Always Avoidance, Always Attraction
From bacteria onwards, life has been about avoidance and attraction. This is still the case within the human being, including the mind. Depending on this, we heal or become sick.
The mental-neuronal level
As neurocognitive science increasingly shows, our ‘universe inside’ contains a myriad of mental-neuronal patterns. [see: “Patterns in Neurophysiology“] These are activated and modulated by pattern recognition and completion. [see: “The Brain as a Predictor“]
One can see this as the hustle and bustle of potential patterns that activate (attract) neurons towards their completion while inhibiting (avoiding) other patterns to do the same. At each interplay, the winner takes it all. Of course, we are not consciously aware of what happens in this arena, only of a sporadic outcome.
At this mental-neuronal (subconceptual) pattern level, avoidance and attraction can also be seen as (parts of) the same action. In its waxing stage, a pattern attracts its parts and avoids others. In its waning stage, it attracts similar patterns and avoids others. This forms a non-conscious stream of patterns. [see: “The Stream of Non-Consciousness“]
This way, continual avoidance and attraction are the core of mental processing. No wonder they play a vital role in everything, also intermingled in everyday human life.
Early childhood
Early childhood experiences form the first mental-neuronal patterns. These are in place when new ones are formed. This way, the first ones are especially present in the whole, while at the same time, they are most ‘forgotten’ as distinct entities. They form the background.
In coaching, it is interesting for the coachee to find support in recognizing lifelong patterns but not to cut them out and replace them with new ones like some lightbulb in an antique television set. One can go to them, find the proper distance, communicate, and see what happens. If some new pattern is genuinely desired, it will spontaneously invite what’s there. This way, backed by the right expertise, a place will be found that is most appropriate.
Lifelong plasticity
Underlying patterns are more ‘distributed’ ― vaguely omnipresent. They don’t pin the whole system (your precious ‘deeper self’) down. On the contrary, science has recently shown more plasticity at the brain level than we could dream of a few decennia ago.
This is of huge importance to coaching/psychotherapy. It can profoundly influence the mind/brain, as we notice more and more through visualization techniques. The way these changes occur is through avoidance and attraction. [see: “Mental Change: How it Works“]
Avoidance and attraction in extremes
One can find both together also in more pronounced health-related issues. Two examples, each starting from another side:
- Phobia ― say, fear of heights. This presents with avoidance. For instance, one does not dare to near a precipice for fear of falling into it. But why should one fall if not by deliberately jumping (or letting go)? Why would one jump if not through feeling attracted (some say ‘fascinated’)?
- Addiction ― say, to gambling. This presents with attraction. When not gambling for a while, the person feels terrible. He can avoid this lousy feeling/emotion by returning to the gambling table.
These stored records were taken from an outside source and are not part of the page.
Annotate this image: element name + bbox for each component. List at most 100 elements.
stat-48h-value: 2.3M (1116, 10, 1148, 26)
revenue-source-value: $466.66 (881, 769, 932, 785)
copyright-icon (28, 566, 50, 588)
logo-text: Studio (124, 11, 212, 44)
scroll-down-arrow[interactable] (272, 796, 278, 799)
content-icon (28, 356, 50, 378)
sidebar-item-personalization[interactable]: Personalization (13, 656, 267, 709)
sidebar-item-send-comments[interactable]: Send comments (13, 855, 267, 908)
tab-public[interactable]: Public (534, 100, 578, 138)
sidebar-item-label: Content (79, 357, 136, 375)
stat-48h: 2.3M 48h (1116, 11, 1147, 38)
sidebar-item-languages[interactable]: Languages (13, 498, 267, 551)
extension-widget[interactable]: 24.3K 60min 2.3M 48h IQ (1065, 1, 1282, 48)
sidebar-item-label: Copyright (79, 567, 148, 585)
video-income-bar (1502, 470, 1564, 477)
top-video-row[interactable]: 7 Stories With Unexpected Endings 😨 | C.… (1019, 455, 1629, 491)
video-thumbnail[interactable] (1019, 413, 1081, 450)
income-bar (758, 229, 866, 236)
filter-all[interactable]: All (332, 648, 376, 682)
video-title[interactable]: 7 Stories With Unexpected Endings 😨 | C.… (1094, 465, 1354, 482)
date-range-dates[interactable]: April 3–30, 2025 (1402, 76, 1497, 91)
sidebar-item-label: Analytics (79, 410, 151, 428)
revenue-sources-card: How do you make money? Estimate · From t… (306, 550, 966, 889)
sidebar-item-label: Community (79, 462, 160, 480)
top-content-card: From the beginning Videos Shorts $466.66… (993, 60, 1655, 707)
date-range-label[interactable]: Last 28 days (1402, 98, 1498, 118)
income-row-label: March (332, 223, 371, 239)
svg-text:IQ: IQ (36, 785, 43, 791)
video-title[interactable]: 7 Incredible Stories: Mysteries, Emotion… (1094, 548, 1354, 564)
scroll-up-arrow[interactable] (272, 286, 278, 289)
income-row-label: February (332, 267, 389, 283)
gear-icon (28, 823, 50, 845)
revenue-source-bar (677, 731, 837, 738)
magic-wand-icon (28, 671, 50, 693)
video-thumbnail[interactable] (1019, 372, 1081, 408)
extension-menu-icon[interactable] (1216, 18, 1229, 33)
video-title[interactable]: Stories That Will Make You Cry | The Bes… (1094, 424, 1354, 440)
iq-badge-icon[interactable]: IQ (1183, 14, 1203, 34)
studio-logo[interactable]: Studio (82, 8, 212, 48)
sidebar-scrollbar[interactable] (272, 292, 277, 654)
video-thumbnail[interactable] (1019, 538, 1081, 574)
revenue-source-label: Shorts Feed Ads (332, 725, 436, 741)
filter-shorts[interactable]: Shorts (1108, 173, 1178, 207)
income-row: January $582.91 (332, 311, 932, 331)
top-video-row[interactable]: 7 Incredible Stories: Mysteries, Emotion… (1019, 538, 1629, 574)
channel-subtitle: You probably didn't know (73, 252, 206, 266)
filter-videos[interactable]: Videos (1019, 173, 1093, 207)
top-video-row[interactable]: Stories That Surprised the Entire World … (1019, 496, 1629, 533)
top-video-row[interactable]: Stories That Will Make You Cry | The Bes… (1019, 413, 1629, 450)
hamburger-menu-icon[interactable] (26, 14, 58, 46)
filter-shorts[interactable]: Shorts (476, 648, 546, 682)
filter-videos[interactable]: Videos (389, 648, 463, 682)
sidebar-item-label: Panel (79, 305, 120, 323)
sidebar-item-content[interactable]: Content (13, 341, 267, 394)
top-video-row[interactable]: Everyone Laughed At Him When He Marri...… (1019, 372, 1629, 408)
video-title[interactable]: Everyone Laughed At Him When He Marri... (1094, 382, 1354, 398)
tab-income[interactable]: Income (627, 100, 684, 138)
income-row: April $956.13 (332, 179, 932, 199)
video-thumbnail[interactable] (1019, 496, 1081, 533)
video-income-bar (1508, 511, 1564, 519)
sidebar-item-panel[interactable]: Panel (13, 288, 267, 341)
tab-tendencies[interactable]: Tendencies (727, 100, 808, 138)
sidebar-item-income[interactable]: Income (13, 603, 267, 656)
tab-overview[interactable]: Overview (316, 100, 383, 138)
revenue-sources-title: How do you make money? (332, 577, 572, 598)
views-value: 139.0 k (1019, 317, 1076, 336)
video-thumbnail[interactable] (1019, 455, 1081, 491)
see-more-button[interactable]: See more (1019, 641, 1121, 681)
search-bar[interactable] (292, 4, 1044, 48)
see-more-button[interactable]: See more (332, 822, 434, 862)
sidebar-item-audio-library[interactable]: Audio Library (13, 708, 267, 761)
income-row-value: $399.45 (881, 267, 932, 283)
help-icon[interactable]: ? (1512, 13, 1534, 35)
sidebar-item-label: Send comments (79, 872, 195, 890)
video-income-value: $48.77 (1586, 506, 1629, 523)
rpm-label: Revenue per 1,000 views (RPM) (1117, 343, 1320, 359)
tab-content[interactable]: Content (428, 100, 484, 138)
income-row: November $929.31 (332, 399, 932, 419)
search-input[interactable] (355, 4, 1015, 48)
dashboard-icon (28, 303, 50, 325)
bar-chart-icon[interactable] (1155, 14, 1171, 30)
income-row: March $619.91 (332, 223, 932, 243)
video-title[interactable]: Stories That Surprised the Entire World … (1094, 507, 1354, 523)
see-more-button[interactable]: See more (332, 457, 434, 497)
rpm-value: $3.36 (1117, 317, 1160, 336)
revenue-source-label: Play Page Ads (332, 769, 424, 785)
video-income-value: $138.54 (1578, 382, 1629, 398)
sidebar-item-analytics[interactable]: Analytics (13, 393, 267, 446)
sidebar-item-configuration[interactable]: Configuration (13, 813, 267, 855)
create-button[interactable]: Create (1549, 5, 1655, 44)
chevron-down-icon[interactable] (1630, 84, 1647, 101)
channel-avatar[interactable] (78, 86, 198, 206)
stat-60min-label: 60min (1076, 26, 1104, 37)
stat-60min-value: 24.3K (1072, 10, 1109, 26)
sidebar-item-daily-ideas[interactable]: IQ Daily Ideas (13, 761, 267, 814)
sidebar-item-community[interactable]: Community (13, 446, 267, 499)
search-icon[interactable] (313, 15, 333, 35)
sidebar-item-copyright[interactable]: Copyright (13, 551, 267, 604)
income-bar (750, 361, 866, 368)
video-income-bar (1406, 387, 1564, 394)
He may also need it to avoid other unresolved affects that might go back to childhood.
It is interesting to be open to both sides of the coin, to the diversity in cases, and to the continual possibility of change in the patterns themselves and one’s view upon them.
What Buddhism has to say
Buddhism is not a religion but a way of life and a good source of inspiration.
Buddha (the latest) saw three sources of suffering: hatred, cupidity, and the illusion of I-ness. One can see in the first two avoidance and attraction. Thus, the Buddhist ideal is sometimes interpreted as being complete equanimity ― no avoidance, no attraction. This is an idea of nirvana that is truly nothing. The candlelight has entirely disappeared. The Wheel of Samsara has stopped.
Dry stuff.
I see nirvana as a background glow of avoidance and attraction.
Within the glow, avoidance and attraction are less discernible, thus more subtle but certainly not less interesting.
Meanwhile, life plays in many things, including in darknesses and candlelights that both obscure the ever-present glow. It is good to return to the glow sometimes. That’s called meditation. [see: “True Meditation is Warm and Friendly“] Let people choose whether and how long they want to be ‘in the glow.’ It seems preferable to know it’s there and keep this knowledge alive by the occasional visit.
That may also help play with avoidance and attraction in real life to make it optimally exciting, joyful, and meaningful.